Michael Barber, a Postal Service operations manager in Texas who has worked for the agency for 30 years, said in testimony before Sullivan this week that pulling the ballots was "the right thing to do" but that it caused bad optics.
"We're making our service performance look worse than it is because we're not allowing those successful pieces to be measured as a success," Barber said.
The attorneys representing voter groups and the NAACP demanded Wednesday that someone from the Postal Service testify about why it did not fulfill Sullivan's order.
They further requested that the agency begin an immediate sweep of its remaining facilities in states where mailed-in ballots can still be delivered, such as Texas, and that the sweeps continue until Friday in states like Pennsylvania and North Carolina.
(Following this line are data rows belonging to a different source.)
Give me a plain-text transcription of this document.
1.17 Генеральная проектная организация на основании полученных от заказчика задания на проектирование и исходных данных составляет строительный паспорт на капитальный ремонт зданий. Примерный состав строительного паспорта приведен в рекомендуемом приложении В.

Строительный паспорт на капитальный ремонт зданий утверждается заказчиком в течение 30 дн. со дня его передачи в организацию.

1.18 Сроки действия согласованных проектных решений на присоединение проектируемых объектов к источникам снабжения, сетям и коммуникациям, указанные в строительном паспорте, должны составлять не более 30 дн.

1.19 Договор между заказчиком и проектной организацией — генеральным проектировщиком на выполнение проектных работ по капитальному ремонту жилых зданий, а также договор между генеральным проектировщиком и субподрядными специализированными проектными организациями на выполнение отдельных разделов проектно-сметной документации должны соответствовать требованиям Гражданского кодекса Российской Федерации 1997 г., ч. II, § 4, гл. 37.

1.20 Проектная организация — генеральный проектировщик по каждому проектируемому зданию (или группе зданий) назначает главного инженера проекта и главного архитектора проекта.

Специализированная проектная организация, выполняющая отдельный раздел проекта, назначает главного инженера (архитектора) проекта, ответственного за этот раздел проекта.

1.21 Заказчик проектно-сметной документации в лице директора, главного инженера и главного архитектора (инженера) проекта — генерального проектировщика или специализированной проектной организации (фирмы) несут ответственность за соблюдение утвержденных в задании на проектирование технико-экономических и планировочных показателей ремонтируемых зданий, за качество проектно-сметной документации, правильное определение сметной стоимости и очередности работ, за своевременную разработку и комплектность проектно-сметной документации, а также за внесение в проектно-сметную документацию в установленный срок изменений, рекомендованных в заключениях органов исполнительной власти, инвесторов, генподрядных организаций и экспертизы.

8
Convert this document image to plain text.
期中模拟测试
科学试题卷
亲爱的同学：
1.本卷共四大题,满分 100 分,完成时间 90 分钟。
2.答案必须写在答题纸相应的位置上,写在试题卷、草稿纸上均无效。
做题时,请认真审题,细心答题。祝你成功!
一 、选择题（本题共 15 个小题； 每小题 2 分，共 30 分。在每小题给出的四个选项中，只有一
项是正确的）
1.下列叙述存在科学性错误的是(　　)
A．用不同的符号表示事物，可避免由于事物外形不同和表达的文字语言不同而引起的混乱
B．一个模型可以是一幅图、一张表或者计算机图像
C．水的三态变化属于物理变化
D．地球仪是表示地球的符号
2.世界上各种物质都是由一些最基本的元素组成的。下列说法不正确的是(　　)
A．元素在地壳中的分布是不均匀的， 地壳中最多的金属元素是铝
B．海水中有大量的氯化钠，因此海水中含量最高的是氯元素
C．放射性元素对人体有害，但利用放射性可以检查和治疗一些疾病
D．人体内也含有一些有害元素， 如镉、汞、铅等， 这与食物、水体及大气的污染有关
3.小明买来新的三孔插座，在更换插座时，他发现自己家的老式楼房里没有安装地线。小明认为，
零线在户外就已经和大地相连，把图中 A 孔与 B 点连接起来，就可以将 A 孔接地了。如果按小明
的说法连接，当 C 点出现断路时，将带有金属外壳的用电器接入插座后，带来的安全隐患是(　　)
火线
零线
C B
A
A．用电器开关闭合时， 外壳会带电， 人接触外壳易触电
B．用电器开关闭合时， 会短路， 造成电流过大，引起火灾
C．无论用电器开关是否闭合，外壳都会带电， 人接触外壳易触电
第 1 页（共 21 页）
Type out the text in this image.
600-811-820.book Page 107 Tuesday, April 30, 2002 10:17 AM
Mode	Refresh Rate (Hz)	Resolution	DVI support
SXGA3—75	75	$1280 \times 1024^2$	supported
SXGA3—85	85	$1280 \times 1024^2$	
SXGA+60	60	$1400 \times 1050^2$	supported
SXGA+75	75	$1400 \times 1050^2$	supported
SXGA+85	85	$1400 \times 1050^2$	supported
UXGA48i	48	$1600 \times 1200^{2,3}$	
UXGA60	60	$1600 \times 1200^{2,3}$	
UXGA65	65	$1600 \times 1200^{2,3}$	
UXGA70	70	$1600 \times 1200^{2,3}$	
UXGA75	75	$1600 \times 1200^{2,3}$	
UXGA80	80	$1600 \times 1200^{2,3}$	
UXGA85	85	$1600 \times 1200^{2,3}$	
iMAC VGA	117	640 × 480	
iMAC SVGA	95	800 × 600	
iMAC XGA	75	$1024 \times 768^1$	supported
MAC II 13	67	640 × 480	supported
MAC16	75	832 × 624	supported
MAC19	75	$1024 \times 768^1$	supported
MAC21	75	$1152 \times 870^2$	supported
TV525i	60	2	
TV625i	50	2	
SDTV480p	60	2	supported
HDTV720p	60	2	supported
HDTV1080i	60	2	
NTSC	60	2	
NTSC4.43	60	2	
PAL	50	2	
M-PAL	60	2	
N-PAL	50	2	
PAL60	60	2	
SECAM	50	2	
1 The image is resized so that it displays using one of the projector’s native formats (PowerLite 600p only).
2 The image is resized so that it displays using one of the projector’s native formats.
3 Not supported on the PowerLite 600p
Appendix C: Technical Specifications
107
The lawyers said they were increasingly frustrated by the government's response to their requests and the judge's order.
"We ask for something, the government says, 'We're already doing that,'" one of the plaintiff's attorneys said. "We say OK, let's put it in the court order, and then when we get to the implementation of the court order, it's different from what was said in the first place."
During the second hearing of the day, Sullivan ordered that sweeps begin at processing facilities in Texas for ballots postmarked Tuesday or before, which caused them to find 815 ballots.
Advocates and the Postal Service had warned voters that they needed to mail their ballots within a week of their states' deadlines. If they were past those dates, they should hand-deliver their ballots.
Sullivan said he expected to have Postmaster General Louis DeJoy testify, as well, to respond to the Postal Service's failure to fulfill his order. But he said the focus in the immediate future was on ensuring that all the ballots were delivered.
"Tell your clients they're not off the hook," Sullivan told the Postal Service's lawyer, "but I’m going to focus on the pressing issues right now.”